Artist

Blowfly

Genre: R&B ,Funk ,Soundtracks ,Blaxploitation
Origin: U.S.A
Active: 1960 - 2016
Listen on Coda
Blowfly served as the X-rated persona adopted by Clarence Reid, the songwriter and producer who enjoyed notable achievements writing and producing for Gwen MacRae, KC & the Sunshine Band, Betty Wright, and additional artists during the 1970s while employed at TK Records, then the leading Florida disco imprint. In certain audiences, however, Reid remains most associated with the Blowfly character, the Redd Foxx of the Southern soul scene, whose specialty involved profane reworkings of contemporary soul and pop material. Across more than two dozen albums, nearly all captured live in the studio amid the atmosphere of a liquor-soaked all-night gathering, the output blended obscenity and humor in a manner that stayed amusing without becoming repulsive or overly polished.

Reid entered the world in Vienna, Georgia, on Valentine’s Day, 1939. The moniker originated in the early 1960s after his grandmother overheard the teenager performing suggestive versions of a current song and declared the boy “nastier than a blowfly.” Relocating to Miami in the mid-1960s, he connected with producer and label head Henry Stone. Recording under his given name for Stone’s Alston and TK labels, Reid issued several straight-ahead R&B albums and scored multiple chart entries, beginning with the 1969 Top Ten soul single “Nobody But You Babe.”

Reid retained his talent for twisting Top 40 tracks into vulgar form. After presenting such versions privately to associates for several years, he revived the childhood nickname in 1970, entering the studio after hours alongside session players to lay down the first Blowfly LP, The Weird World of Blowfly. Because Stone’s imprints declined involvement, Reid issued the set himself on Weird World, packaging it in a peculiar homemade sleeve that showed him atop a trash can wearing a comically grotesque monster mask, makeshift wings, a blue sweater bearing yellow “BF” lettering, tighty-whiteys with knee socks, a rubber chicken in one hand, and the other hand reaching toward two large-Afro’ed nude women kneeling at his feet.

Distributed through the same semi-underground channels that handled Rudy Ray Moore’s Dolemite releases and comparable cult items, the Blowfly catalog achieved widespread popularity. Although Blowfly’s identity as Clarence Reid was common knowledge from the start, every subsequent sleeve depicted him in an elaborate or eccentric costume. His reluctance to confirm the connection publicly arose both from a devout Christian background—he avoided alcohol and tobacco and had served as a minister—and from legal risks illustrated by the later prosecution of his associates 2 Live Crew. Retailers in various locales faced charges for stocking Blowfly titles, and Reid himself drew a lawsuit from then-AS CAP president Stanley Adams after transforming the jazz standard “What a Difference a Day Makes” into “What a Difference a Lay Makes.”

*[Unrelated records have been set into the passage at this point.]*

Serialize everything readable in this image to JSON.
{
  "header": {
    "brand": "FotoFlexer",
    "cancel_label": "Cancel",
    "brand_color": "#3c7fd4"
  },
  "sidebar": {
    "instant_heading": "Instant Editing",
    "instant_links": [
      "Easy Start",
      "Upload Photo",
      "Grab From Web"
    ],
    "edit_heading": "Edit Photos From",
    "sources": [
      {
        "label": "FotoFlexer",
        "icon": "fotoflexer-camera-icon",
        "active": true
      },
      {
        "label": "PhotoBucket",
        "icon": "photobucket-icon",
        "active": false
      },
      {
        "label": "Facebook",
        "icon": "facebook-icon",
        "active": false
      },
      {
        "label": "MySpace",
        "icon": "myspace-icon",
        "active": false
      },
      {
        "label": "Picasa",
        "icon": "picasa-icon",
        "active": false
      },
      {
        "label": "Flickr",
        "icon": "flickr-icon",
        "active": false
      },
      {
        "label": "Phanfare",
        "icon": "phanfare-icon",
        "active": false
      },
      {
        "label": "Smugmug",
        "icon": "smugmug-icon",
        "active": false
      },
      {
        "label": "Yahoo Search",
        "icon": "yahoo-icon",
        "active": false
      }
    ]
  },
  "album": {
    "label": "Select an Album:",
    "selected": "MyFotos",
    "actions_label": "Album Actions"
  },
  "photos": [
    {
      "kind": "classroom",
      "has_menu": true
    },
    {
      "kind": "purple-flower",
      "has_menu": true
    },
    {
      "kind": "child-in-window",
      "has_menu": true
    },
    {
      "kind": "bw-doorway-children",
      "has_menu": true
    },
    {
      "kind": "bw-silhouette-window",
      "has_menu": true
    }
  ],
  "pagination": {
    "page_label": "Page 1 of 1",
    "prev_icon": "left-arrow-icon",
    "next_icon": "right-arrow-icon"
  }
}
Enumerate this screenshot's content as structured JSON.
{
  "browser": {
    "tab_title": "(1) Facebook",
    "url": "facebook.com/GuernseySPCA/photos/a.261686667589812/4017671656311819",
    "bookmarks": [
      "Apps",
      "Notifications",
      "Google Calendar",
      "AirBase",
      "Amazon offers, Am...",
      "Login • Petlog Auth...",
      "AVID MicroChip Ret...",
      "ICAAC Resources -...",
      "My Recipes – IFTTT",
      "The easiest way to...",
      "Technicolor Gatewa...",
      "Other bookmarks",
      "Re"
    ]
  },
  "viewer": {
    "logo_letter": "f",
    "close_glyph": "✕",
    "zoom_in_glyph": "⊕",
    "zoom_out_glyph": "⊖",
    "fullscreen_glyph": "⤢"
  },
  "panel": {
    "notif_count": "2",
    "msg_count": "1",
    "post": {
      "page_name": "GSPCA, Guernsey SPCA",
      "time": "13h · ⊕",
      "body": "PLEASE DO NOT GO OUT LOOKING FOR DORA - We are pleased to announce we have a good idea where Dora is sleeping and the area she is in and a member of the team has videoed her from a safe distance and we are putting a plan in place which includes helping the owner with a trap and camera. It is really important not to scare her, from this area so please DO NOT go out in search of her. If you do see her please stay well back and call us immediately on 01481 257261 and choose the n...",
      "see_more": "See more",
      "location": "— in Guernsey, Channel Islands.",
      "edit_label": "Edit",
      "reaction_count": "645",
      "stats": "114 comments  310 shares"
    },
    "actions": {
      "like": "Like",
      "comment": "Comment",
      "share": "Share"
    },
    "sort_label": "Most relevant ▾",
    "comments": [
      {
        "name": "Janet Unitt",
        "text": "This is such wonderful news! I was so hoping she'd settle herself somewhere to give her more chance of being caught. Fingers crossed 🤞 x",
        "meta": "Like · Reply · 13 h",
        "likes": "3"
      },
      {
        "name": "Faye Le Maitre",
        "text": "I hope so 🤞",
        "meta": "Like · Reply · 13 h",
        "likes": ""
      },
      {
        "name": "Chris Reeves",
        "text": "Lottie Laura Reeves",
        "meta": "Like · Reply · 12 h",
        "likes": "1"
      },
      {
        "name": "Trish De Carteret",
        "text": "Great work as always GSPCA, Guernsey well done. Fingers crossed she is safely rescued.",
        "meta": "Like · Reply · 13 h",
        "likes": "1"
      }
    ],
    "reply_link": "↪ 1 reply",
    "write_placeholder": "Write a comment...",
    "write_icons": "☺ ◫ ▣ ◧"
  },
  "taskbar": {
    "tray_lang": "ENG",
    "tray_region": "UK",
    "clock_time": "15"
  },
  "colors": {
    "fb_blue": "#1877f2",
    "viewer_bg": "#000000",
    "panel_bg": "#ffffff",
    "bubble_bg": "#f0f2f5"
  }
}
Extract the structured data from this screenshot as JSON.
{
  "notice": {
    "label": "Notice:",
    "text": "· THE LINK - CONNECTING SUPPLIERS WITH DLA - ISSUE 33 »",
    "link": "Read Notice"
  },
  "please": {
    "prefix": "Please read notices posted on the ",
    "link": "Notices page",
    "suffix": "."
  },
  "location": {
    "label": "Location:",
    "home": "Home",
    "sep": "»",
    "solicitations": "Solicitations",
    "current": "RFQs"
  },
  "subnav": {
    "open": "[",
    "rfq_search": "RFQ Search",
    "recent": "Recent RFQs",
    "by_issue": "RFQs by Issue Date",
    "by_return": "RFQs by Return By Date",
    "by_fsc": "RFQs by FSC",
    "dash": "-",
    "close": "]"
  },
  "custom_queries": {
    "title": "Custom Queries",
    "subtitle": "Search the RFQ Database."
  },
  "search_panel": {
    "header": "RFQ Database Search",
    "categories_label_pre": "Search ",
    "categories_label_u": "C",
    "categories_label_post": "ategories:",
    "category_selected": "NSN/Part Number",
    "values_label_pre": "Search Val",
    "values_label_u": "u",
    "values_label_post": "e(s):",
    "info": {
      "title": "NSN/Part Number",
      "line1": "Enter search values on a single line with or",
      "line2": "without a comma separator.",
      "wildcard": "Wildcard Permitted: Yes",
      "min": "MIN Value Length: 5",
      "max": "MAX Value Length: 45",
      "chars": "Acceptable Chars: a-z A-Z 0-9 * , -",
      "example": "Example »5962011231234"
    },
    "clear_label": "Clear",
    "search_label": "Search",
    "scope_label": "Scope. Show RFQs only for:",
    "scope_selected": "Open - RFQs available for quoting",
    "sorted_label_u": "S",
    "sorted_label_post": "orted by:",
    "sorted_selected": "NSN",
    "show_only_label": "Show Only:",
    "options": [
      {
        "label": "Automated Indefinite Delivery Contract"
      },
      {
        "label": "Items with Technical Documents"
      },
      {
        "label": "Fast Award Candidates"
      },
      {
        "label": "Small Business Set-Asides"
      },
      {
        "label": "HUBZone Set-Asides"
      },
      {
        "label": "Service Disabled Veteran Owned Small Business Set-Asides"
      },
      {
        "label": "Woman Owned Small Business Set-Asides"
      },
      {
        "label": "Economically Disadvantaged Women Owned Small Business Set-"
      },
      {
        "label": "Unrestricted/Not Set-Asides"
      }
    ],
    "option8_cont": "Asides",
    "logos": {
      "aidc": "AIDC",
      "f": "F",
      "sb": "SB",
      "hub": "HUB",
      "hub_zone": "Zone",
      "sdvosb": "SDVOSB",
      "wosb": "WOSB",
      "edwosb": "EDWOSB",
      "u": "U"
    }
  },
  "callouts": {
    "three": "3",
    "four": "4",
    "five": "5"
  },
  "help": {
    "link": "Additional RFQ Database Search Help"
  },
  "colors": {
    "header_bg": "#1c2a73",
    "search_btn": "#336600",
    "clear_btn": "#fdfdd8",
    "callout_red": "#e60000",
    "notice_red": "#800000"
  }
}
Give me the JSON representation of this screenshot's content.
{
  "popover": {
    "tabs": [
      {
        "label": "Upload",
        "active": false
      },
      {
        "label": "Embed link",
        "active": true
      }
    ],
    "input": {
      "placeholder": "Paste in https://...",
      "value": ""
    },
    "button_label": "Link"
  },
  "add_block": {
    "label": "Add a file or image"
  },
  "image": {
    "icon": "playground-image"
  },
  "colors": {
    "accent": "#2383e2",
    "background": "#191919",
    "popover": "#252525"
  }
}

Throughout the 1970s, 1980s, and 1990s, Reid continued releasing Blowfly material on assorted labels, working alongside kindred spirits such as 2 Live Crew and Flea of the Red Hot Chili Peppers. Cultural recognition even led to a mid-1970s holiday single containing “Jingle Fuckin’ Bells” and “Queer for the New Year.” He appeared in the low-budget 1991 documentary The Twisted World of Blowfly, while several albums received CD reissues during the 1990s, culminating in The Best of Blowfly: Analthology in 1996. Clarence Reid, performing as Blowfly, succumbed to liver cancer at a South Florida hospice in January 2016 at age 76.